How well do you know your nose? That organ is the gateway to our least understood sense, a network of more than 400 types of receptor cells. (Our retinas, by contrast, have just three.) Though most are concentrated in a bulb near our frontal lobe, olfactory receptors have cropped up in skin, livers, kidneys and sperm. Smell is a powerful memory recall tool, and it can make us want to fuck, vomit or cry – but why and how all this works remains largely a biological mystery.
This enigma drives Sean Raspet, an artist and self-trained food-and-fragrance scientist whose art is microscopic in scale. Past shows at Société, Berlin have featured large plastic vats of stuff he’s cooked up in a lab: molecular compounds meant to tease our tongues or trigger our nostrils. These concoctions are often clear and near-weightless, and can take the form of a liquid or a gas. In his current exhibition ‘Receptor-Binding Variations’ at Bridget Donahue Gallery, New York, Raspet has devised ten ‘primary scent formulations’ that, like primary colours, trigger the range of our olfactory sense. Brewed from ‘captive molecules’, or particles patented by the fragrance industry, they are housed in bone-white electric diffusers that spout their scent every 60 seconds. Many of their manufactured molecules are designed to deceive the human nose: to us, they can smell more like natural goods than the organic chemicals they imitate, frustrating attempts to sniff out their origins. In the gallery, all these compounds blend together to produce the faint aroma of rubber gym flooring, inoffensive but slightly unsettling.
Each compound, and thus each work in the show, is labelled with the name of the receptor it’s meant to target (all works 2017). The first diffuser, 52D1, gives off a strong whiff of citronella, with notes of the artificial pineapple aroma of white gummy bears. Number two, 3A1, 2AE1: a distinct odour of freshly mown grass. At first pass, 2V2, 2V1 smelled like an herbaceous gin; when I returned several minutes later, I detected the sweetness of kiwi. 2L5, lemon Pledge; 7G3, 8K3, 1J2, fresh asphalt; 52D1, a sweaty armpit. 1A2 was utterly confounding, first as sharp as nail polish, before curdling into a nutty tone of marzipan. All my prior sensory experience was bunk as my nose spoke to me in a language I struggled to interpret. I began to worry: was I ‘anosmic’ – scent blind – or smelling something new, awakening a dormant receptor?
Raspet has called our impulse to describe the scent of compounds according to the things to which they give smell ‘the circularity of referential terminology’. The organic compound isoamyl acetate, for instance, doesn’t smell like bananas; bananas smell like isoamyl acetate. In an essay for the Winter 2016 issue of Future Anterior: Journal of Historic Preservation, History, Theory, and Criticism, Raspet proposed a new system consisting of three sets of 30 non-referential terms that could be combined to describe as many as 27,000 distinct odours. And so, in light of Raspet’s essay, I revise my notes: not pineapple but ‘harmonic’; ‘shrill’ instead of grass. 10R2 – fresh nutmeg leaves – could be either ‘resonant’ or ‘reactive’.
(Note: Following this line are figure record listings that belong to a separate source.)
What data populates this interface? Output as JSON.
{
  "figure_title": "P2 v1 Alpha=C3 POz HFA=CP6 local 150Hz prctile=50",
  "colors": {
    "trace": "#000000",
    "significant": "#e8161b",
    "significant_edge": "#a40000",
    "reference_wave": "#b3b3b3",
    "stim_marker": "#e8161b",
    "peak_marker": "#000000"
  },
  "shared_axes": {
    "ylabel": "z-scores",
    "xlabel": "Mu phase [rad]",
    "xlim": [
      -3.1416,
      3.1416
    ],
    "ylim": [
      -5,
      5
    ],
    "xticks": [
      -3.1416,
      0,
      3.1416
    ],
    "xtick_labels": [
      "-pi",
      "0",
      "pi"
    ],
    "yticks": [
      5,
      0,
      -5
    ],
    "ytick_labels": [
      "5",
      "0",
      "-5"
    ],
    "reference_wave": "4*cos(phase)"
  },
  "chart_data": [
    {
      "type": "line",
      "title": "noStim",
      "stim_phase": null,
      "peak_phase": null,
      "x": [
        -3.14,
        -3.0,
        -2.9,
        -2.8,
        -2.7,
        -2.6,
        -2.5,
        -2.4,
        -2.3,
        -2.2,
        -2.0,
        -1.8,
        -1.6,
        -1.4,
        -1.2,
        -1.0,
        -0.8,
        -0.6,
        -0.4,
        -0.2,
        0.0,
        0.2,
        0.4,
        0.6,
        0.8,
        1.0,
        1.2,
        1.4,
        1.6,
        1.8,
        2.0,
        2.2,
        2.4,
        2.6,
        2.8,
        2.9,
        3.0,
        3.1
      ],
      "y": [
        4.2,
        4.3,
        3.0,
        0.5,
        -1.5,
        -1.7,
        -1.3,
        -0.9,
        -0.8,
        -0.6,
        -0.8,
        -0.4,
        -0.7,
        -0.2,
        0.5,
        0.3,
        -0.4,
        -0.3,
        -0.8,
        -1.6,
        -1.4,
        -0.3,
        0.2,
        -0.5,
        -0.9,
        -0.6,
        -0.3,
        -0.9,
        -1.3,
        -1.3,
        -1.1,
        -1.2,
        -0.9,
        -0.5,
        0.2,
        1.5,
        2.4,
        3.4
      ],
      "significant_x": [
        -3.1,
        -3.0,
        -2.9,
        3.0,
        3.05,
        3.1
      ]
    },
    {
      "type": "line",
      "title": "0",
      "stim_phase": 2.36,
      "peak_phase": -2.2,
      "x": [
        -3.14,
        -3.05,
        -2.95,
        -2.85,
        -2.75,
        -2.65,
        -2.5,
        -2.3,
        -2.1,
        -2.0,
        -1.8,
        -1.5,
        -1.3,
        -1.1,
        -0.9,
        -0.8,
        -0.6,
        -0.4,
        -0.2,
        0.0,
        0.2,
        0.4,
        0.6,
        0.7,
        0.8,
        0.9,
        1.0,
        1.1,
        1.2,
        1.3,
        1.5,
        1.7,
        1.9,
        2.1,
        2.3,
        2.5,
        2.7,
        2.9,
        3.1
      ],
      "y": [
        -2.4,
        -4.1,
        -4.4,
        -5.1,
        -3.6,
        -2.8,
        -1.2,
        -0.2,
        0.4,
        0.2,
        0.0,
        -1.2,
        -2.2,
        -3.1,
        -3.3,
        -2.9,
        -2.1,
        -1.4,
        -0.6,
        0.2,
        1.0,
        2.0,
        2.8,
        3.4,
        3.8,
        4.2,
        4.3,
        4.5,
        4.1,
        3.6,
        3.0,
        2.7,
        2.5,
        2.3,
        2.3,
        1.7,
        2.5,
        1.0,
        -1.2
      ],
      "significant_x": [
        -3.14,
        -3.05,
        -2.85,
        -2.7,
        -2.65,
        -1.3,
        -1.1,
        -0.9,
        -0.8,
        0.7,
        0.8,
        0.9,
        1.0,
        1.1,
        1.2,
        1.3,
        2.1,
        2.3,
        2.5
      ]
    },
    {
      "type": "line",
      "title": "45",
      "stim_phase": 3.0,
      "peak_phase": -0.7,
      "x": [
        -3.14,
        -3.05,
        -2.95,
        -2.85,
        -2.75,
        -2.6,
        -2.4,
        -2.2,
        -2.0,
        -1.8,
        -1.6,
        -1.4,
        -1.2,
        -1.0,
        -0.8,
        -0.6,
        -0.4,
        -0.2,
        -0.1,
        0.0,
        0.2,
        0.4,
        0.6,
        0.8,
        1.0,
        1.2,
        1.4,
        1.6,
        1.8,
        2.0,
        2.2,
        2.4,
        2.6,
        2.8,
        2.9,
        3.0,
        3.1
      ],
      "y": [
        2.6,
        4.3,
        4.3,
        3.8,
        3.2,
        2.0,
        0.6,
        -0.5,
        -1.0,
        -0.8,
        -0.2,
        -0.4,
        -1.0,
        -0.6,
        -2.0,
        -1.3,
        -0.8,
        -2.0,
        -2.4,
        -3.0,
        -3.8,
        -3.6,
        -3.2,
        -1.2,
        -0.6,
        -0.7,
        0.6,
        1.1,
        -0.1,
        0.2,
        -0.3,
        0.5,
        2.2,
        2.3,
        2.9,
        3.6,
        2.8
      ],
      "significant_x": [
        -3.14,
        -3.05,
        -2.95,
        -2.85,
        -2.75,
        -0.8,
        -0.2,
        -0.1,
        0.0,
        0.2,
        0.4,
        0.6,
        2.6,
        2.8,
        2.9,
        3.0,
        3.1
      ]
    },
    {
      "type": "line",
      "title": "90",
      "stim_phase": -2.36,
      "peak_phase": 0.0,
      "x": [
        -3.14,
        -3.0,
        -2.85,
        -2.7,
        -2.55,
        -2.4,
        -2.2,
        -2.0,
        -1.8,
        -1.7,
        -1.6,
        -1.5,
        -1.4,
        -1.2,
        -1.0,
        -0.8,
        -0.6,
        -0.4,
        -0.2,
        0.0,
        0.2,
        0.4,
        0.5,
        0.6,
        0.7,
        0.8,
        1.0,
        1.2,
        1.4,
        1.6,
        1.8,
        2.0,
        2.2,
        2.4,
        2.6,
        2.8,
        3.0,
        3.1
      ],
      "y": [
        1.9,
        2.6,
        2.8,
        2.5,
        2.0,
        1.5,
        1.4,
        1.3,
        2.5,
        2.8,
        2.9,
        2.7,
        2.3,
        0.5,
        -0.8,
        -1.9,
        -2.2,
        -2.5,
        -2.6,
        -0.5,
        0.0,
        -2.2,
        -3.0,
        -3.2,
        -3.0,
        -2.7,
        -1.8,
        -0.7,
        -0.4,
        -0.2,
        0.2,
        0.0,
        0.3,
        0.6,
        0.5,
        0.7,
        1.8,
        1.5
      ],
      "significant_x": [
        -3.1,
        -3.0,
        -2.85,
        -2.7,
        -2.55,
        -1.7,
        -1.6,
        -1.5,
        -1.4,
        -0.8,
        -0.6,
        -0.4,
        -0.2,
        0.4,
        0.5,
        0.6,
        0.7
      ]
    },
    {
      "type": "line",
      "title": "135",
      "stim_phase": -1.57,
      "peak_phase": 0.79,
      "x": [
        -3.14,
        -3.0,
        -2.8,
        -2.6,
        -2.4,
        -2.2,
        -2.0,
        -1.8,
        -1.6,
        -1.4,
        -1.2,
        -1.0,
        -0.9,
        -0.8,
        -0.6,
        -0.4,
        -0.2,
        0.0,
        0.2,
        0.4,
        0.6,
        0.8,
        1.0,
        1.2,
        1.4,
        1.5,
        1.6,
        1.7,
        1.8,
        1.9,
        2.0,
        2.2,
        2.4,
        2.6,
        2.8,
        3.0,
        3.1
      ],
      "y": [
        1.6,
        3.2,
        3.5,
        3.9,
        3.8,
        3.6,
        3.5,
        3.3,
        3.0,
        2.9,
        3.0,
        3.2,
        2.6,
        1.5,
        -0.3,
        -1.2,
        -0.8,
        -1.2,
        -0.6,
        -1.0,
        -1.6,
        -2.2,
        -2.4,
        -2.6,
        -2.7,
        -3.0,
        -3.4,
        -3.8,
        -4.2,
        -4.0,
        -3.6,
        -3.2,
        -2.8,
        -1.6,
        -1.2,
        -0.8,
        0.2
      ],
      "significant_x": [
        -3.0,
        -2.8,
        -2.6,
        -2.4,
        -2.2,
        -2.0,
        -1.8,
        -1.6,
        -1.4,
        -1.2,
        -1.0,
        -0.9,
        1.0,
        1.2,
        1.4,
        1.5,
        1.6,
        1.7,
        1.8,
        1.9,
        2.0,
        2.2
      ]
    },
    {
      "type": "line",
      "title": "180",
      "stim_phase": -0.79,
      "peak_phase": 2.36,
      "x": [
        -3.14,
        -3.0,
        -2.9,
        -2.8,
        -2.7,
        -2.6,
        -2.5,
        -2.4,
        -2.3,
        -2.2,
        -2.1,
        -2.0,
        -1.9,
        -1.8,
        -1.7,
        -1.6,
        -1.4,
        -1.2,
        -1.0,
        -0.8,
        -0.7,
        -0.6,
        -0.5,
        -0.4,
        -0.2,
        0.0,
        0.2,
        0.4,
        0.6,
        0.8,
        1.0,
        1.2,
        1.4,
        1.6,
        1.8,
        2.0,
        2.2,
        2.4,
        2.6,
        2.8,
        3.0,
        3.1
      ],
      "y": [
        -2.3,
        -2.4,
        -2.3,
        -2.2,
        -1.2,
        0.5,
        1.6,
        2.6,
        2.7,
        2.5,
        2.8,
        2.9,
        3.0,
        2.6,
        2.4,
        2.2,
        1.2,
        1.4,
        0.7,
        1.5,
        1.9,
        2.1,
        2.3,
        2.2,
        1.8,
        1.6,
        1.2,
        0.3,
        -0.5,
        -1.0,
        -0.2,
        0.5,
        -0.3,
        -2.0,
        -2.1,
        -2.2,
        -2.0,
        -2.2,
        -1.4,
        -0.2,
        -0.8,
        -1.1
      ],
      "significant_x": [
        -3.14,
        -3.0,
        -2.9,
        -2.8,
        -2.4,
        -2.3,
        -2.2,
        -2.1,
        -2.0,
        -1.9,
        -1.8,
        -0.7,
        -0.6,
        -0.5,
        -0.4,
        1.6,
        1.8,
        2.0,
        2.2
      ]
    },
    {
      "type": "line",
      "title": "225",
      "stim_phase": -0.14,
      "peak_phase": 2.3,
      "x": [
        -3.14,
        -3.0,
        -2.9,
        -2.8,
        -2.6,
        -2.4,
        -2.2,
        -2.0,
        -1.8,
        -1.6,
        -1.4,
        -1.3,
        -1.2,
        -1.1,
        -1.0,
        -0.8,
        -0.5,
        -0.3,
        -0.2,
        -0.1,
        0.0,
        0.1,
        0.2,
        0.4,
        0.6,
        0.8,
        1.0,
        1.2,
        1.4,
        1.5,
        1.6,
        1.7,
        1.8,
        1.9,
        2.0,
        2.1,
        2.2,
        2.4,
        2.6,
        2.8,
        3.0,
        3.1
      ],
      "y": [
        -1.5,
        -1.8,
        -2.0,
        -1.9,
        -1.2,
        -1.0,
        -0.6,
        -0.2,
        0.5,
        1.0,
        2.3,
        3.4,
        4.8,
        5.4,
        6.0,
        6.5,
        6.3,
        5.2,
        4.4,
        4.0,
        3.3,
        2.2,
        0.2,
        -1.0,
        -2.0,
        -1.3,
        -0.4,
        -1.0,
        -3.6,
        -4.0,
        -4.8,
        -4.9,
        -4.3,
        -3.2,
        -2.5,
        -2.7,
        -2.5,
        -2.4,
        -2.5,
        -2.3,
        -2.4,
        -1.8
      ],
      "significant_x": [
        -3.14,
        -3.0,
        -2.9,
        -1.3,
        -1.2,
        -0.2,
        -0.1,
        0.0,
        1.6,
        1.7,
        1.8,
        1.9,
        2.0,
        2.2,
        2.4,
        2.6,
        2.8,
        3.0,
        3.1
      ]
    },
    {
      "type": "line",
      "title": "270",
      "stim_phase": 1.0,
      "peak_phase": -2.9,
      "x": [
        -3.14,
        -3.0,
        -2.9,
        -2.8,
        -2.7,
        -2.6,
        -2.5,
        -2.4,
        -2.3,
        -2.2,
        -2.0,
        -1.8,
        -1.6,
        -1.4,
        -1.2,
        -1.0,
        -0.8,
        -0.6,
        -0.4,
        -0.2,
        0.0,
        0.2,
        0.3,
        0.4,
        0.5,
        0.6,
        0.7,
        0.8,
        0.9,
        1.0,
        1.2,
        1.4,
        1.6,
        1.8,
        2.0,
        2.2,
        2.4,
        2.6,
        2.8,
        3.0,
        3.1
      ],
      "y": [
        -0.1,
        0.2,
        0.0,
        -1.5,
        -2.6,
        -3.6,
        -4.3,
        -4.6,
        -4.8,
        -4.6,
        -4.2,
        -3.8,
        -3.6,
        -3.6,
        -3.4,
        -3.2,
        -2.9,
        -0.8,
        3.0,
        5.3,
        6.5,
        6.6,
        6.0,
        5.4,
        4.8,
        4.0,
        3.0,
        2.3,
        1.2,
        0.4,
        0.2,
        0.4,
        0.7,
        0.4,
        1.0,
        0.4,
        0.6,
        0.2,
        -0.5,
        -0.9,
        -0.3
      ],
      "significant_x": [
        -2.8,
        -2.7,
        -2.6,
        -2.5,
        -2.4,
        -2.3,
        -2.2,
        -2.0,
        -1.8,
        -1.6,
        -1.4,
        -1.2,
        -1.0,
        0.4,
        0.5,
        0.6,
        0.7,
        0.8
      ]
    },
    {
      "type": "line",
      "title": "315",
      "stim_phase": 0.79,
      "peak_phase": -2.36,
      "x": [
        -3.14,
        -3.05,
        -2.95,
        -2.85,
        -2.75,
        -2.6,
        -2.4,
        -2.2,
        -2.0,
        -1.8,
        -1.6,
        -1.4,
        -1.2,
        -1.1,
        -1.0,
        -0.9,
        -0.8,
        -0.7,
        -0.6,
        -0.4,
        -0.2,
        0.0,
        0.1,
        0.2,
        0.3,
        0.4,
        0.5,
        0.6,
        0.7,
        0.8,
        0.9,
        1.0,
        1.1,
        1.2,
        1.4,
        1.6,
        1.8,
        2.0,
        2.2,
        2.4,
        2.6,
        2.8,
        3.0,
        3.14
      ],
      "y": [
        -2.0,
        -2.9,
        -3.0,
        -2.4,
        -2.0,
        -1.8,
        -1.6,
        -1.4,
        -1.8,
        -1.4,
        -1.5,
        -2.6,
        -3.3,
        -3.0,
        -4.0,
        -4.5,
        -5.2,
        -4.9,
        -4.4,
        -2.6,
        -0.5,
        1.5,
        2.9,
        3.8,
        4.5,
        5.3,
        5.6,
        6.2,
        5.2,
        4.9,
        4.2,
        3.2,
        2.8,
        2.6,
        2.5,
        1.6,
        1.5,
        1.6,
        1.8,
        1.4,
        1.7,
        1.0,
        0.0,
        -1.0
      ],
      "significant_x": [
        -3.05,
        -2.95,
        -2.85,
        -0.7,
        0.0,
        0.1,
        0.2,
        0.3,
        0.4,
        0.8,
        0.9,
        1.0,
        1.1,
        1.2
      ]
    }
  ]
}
‘Olfaction, as it discerns chemical structures, is capable not only of informing us of the nature of matter as it exists but also as it could possibly exist,’ Raspet writes. Employing this sense in artistic experimentation is his way of embracing futurity, suggesting we might not just be able to imagine a different world, but smell one, too. Raspet creates sculpture for the age of gene therapy and greenhouse gases, bioengineered foods and melting icecaps. His work’s carbon footprint is smaller than that of most contemporary art. By circulating not just within a given public but within the bloodstreams of the people who sniff and taste them, his molecular compounds boost the metabolic efficiency of artistic production, like a dose of aesthetic ginseng. Many of them already flow through us, ingested from common foods or absorbed dermally from beauty products. (What artist can claim to have reached such a large public at such an intimate scale?) The apparent artificiality of Raspet’s work, while revealing our pursuit of organic purity as laughably futile, reminds us how little we understand the human body.
Bridget Donahue is located in Chinatown, one of New York’s most pungent neighbourhoods. On my walk over, I pass stalls of ice-packed fish and bins of gnarled, desiccated roots and spices. Lorries unload crates of fresh produce onto sidewalks sticky with gasoline and other refuse. Along Bowery, the wind whips up downtown Manhattan’s thick carbon stink. When I leave the gallery, though, I feel more attuned to the textures of these scents: not just fish but tuna, mackerel, and saltwater squid. The perfume of dried mushroom caps meets that of fermented barley. Other possible terms: foamy, saw-toothed, sticky, tangled. Raspet’s work had awakened me to sensory details of a world I thought I knew, a feeling no words can truly capture.